We’re about a month away from what the state calls the “100 Deadliest Days” on Utah roads, but it’s never too early to work on driving more carefully. Through Thursday, 54 people were killed on Utah roads — including a 2-year-old girl in a horrific, four-vehicle crash on University Avenue just two weeks ago.

Given the general lack of snow this year, Utah drivers were largely spared from trying to navigate tricky winter-driving situations. However, the increase of road construction throughout the region underscores the importance of driving safely and being aware of the surrounding environment.

This is important as work gets underway for the $430 million I-15 Technology Corridor project. It will take about two years to resolve a bottleneck that has caused rush-hour woes for years. Until that bottleneck goes away, drivers will need to navigate through the construction zone and exercise patience as the work continues.

Seeing some of the changes in place, including opening the carpool HOV lane to all vehicles, brings back memories of the Point of the Mountain project before it was finished in 2016. The Point of the Mountain project certainly help traffic north of Thanksgiving Point and we can only hope that this I-15 Technology Corridor will be as successful.

I-15 isn’t the only major construction zone in Utah County. Along University Parkway in Orem and University Avenue in Provo, work continues to upgrade the roads to include bus rapid transit. While the slow emergence of boarding platforms gives us confidence that the buses will be rolling along the route soon, the remaining work is having a large impact on traffic through downtown Provo.

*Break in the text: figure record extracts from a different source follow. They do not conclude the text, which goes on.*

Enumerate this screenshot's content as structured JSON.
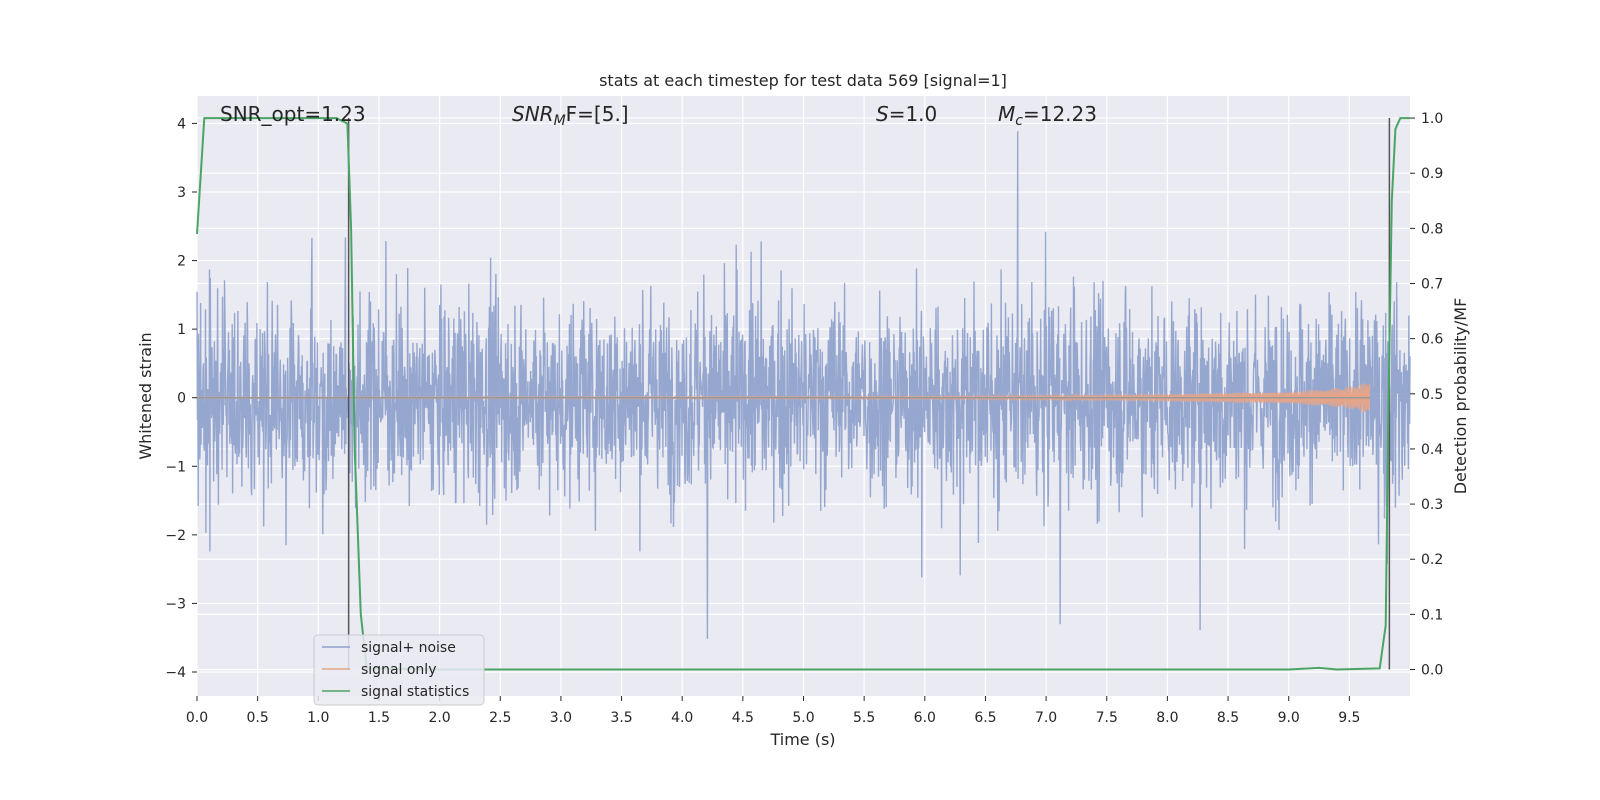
{
  "chart_data": {
    "type": "line",
    "title": "stats at each timestep for test data 569 [signal=1]",
    "xlabel": "Time (s)",
    "ylabel": "Whitened strain",
    "y2label": "Detection probability/MF",
    "xlim": [
      0.0,
      10.0
    ],
    "ylim": [
      -4.35,
      4.4
    ],
    "y2lim": [
      -0.048,
      1.04
    ],
    "xticks": [
      "0.0",
      "0.5",
      "1.0",
      "1.5",
      "2.0",
      "2.5",
      "3.0",
      "3.5",
      "4.0",
      "4.5",
      "5.0",
      "5.5",
      "6.0",
      "6.5",
      "7.0",
      "7.5",
      "8.0",
      "8.5",
      "9.0",
      "9.5"
    ],
    "yticks": [
      "−4",
      "−3",
      "−2",
      "−1",
      "0",
      "1",
      "2",
      "3",
      "4"
    ],
    "y2ticks": [
      "0.0",
      "0.1",
      "0.2",
      "0.3",
      "0.4",
      "0.5",
      "0.6",
      "0.7",
      "0.8",
      "0.9",
      "1.0"
    ],
    "grid": true,
    "legend": "lower-left",
    "annotations": {
      "snr_opt": "SNR_opt=1.23",
      "snr_mf_base": "SNR",
      "snr_mf_sub": "M",
      "snr_mf_rest": "F=[5.]",
      "s_label": "S",
      "s_rest": "=1.0",
      "mc_base": "M",
      "mc_sub": "c",
      "mc_rest": "=12.23"
    },
    "series": [
      {
        "name": "signal+ noise",
        "color": "#8da0cb",
        "description_values": "dense whitened noise, approx range [-3.9, 4.0], bulk within ±1.6"
      },
      {
        "name": "signal only",
        "color": "#e5a58a",
        "x": [
          0.0,
          6.0,
          7.0,
          8.0,
          8.5,
          9.0,
          9.3,
          9.5,
          9.6,
          9.67
        ],
        "amplitude": [
          0.01,
          0.02,
          0.03,
          0.05,
          0.07,
          0.09,
          0.12,
          0.16,
          0.2,
          0.25
        ]
      },
      {
        "name": "signal statistics",
        "color": "#4aa564",
        "axis": "right",
        "x": [
          0.0,
          0.06,
          0.1,
          0.3,
          0.6,
          0.9,
          1.15,
          1.24,
          1.27,
          1.3,
          1.35,
          1.4,
          2.0,
          5.0,
          6.5,
          9.0,
          9.25,
          9.4,
          9.75,
          9.8,
          9.82,
          9.85,
          9.88,
          9.92,
          10.0
        ],
        "values": [
          0.79,
          1.0,
          1.0,
          1.0,
          1.0,
          1.0,
          1.0,
          0.99,
          0.8,
          0.4,
          0.1,
          0.002,
          0.0,
          0.0,
          0.0,
          0.0,
          0.003,
          0.0,
          0.002,
          0.08,
          0.45,
          0.85,
          0.98,
          1.0,
          1.0
        ]
      }
    ],
    "vlines": [
      1.25,
      9.83
    ],
    "vline_color": "#555555"
  }
}
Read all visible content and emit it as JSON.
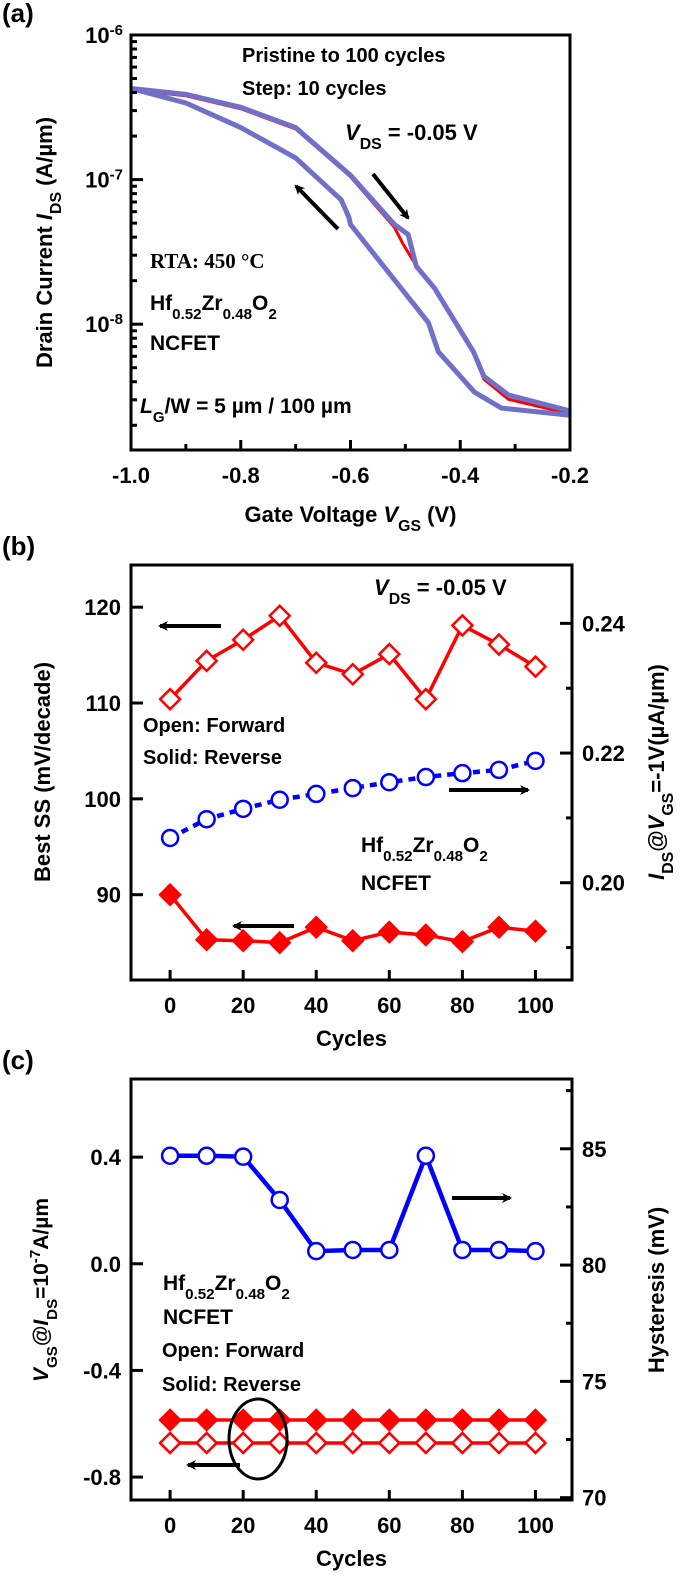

Closed access to some cross streets on University Avenue has posed a challenge to drivers (yes, including us) as they work out detours to get their destinations. Unfortunately, the construction appears to have put more traffic on Center Street, which seems to have led to an increase of vehicle crashes at the intersection with University Avenue. Historically, it’s been troublesome trying to turn left from Center Street to University Avenue (in either direction) and the construction compounds the problem.

The construction has also led to lanes being shifted. For the most part, these land shifts are well marked, but the lane shift on southbound University Avenue at Center Street is abrupt and somewhat difficult to see in rainy conditions. Drivers can also get confused by some lane shifts and find themselves driving into oncoming traffic.

With all these challenges, it’s important for Utahns to disprove the stereotype that they are awful drivers. It shouldn’t be too hard to follow the rules of the road — including obeying speed limits and not running red lights. The ongoing construction will inevitably cause problems, but it’s up to all of us to keep these problems from turning into major headaches. Plan ahead and give yourself plenty of time to get to your destinations.